Kamis, 28 November 2013



Pagi ini, kembali setitik kabut membius mata, mendengar kemarin kamu makan dengan seseorang yang sayang pada mu, miris, nyinyir, hatiku mengetahuinya. Ingin aku memelukmu dalam fatamorgana gila. Ah, sudahlah…. Hanya hayalan saja.

Taruhanpun aku mau untuk membuktikan siapa yang lebih cinta? Dia atau aku? tak perlu ku sebut namanya bukan? Cukuplah aku teriakkan dalam diamku betapa aku tulus mencintaimu.

Tak sembarang hati ku pijaki, aku telah berusaha melangkah perlahan bersama ketegaran, ku lihat kamu di ujung harapan, tatapanmu tampak kosong dan tertahan. Kamu tak pernah tahu bagaimana aku berlari meraihmu, kini langkahku perlahan mulai mengayuh emosi, tak peduli nafas ini terengah-engah seperti mau mati.

Kamu adalah kesan terindah yang ku miliki, kamu layaknya gadis yang ku jumpai pada pandangan pertama, seperti kembali mengenal sosok gadis yang membuatku jatuh cinta.

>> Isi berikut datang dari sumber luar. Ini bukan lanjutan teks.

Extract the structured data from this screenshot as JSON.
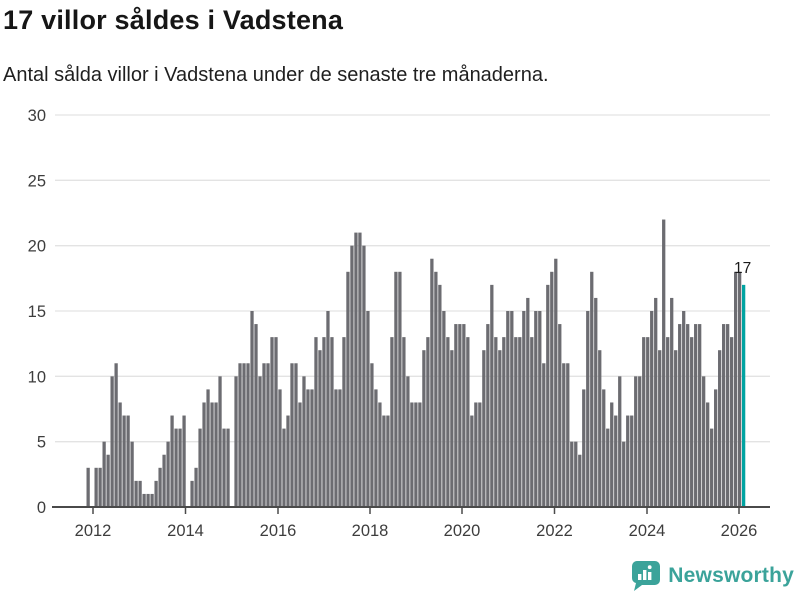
{
  "header": {
    "title": "17 villor såldes i Vadstena",
    "subtitle": "Antal sålda villor i Vadstena under de senaste tre månaderna."
  },
  "chart_data": {
    "type": "bar",
    "title": "17 villor såldes i Vadstena",
    "subtitle": "Antal sålda villor i Vadstena under de senaste tre månaderna.",
    "unit": "villor (3-månaders antal)",
    "x_start": "2011-12",
    "interval": "monthly",
    "x_tick_labels": [
      "2012",
      "2014",
      "2016",
      "2018",
      "2020",
      "2022",
      "2024",
      "2026"
    ],
    "y_ticks": [
      0,
      5,
      10,
      15,
      20,
      25,
      30
    ],
    "ylim": [
      0,
      30
    ],
    "grid": true,
    "legend": "none",
    "bar_color": "#6c6c71",
    "highlight_color": "#00a3a1",
    "values": [
      3,
      0,
      3,
      3,
      5,
      4,
      10,
      11,
      8,
      7,
      7,
      5,
      2,
      2,
      1,
      1,
      1,
      2,
      3,
      4,
      5,
      7,
      6,
      6,
      7,
      0,
      2,
      3,
      6,
      8,
      9,
      8,
      8,
      10,
      6,
      6,
      0,
      10,
      11,
      11,
      11,
      15,
      14,
      10,
      11,
      11,
      13,
      13,
      9,
      6,
      7,
      11,
      11,
      8,
      10,
      9,
      9,
      13,
      12,
      13,
      15,
      13,
      9,
      9,
      13,
      18,
      20,
      21,
      21,
      20,
      15,
      11,
      9,
      8,
      7,
      7,
      13,
      18,
      18,
      13,
      10,
      8,
      8,
      8,
      12,
      13,
      19,
      18,
      17,
      15,
      13,
      12,
      14,
      14,
      14,
      13,
      7,
      8,
      8,
      12,
      14,
      17,
      13,
      12,
      13,
      15,
      15,
      13,
      13,
      15,
      16,
      13,
      15,
      15,
      11,
      17,
      18,
      19,
      14,
      11,
      11,
      5,
      5,
      4,
      9,
      15,
      18,
      16,
      12,
      9,
      6,
      8,
      7,
      10,
      5,
      7,
      7,
      10,
      10,
      13,
      13,
      15,
      16,
      12,
      22,
      13,
      16,
      12,
      14,
      15,
      14,
      13,
      14,
      14,
      10,
      8,
      6,
      9,
      12,
      14,
      14,
      13,
      18,
      18,
      17
    ],
    "highlight": {
      "index_from_end": 1,
      "value": 17,
      "label": "17"
    }
  },
  "branding": {
    "logo_text": "Newsworthy",
    "logo_color": "#3ba39a"
  }
}
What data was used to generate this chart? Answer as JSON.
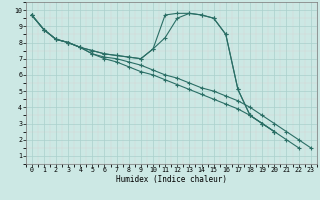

Tapi kini kamu pergi, jauh dari jalan yang ku harapkan sekarang ini, kamu lebih memilih melenceng melangkah menuju pertigaan yang buntu, sepi, tanpa suasana bersama dirinya.
“Woii…. Ngelamun aja lo, galau yah tau berita tentang dia?” teriak Deni mengagetkanku.
“Enggak, ah biasa aja..” ujarku cuek.
“Bohong aja pande lo !!” Sahut Riki dari belakang ku.

            Mereka berdua teman dekatku di kelas, sebenarnya ada satu orang lagi tapi tak terlihat batang hidungnya hingga kini, aku duduk bersama Deni sementara Riki duduk tepat di belakang kami bersama seorang lagi bernama Daka.

            Unik memang, nama kami memiliki inisial yang sama satu sama lain, RR dan DD. Bukan hal penting memang, tapi itu cukup unik bagi kami. Mereka bertiga cukup dekat dengan seorang gadis yang ku cintai itu, mereka juga tau seperti apa rasaku padanya.

            Tapi hanya satu orang saja yang bisa ku percaya menjadi tempat curhat yang setia. Dia sahabat karib ku, Angga, begitulah biasa aku menyapanya. Sebenarnya aku sempat sesak ketika mendengar cerita darinya bahwa dia ternyata adalah pacar pertama Dinda. Tapi kini hubungan mereka baik seperti teman biasa, bahkan kerap terlihat seperti kakak adik.

            Angga sekelas dengan Dinda, rumah mereka juga terhitung cukup dekat, jadi wajar saja jika memang mereka sempat memiliki hubungan. Tapi entah mengapa? aku percaya pada dirinya sebagai orang yang setia menjadi tempatku berbagi rasa dan bertukar cerita.
“Woi, Duck (Bebek) dari mana aja lo, lama amat datangnya” tegur Riki pada Daka yang baru saja meletakkan tasnya di kursi kayu penuh coretan.
“Biasa, agak kesiangan tadi” jawabnya lugas.
“Untung aja lo gak telat.” Sahut ku.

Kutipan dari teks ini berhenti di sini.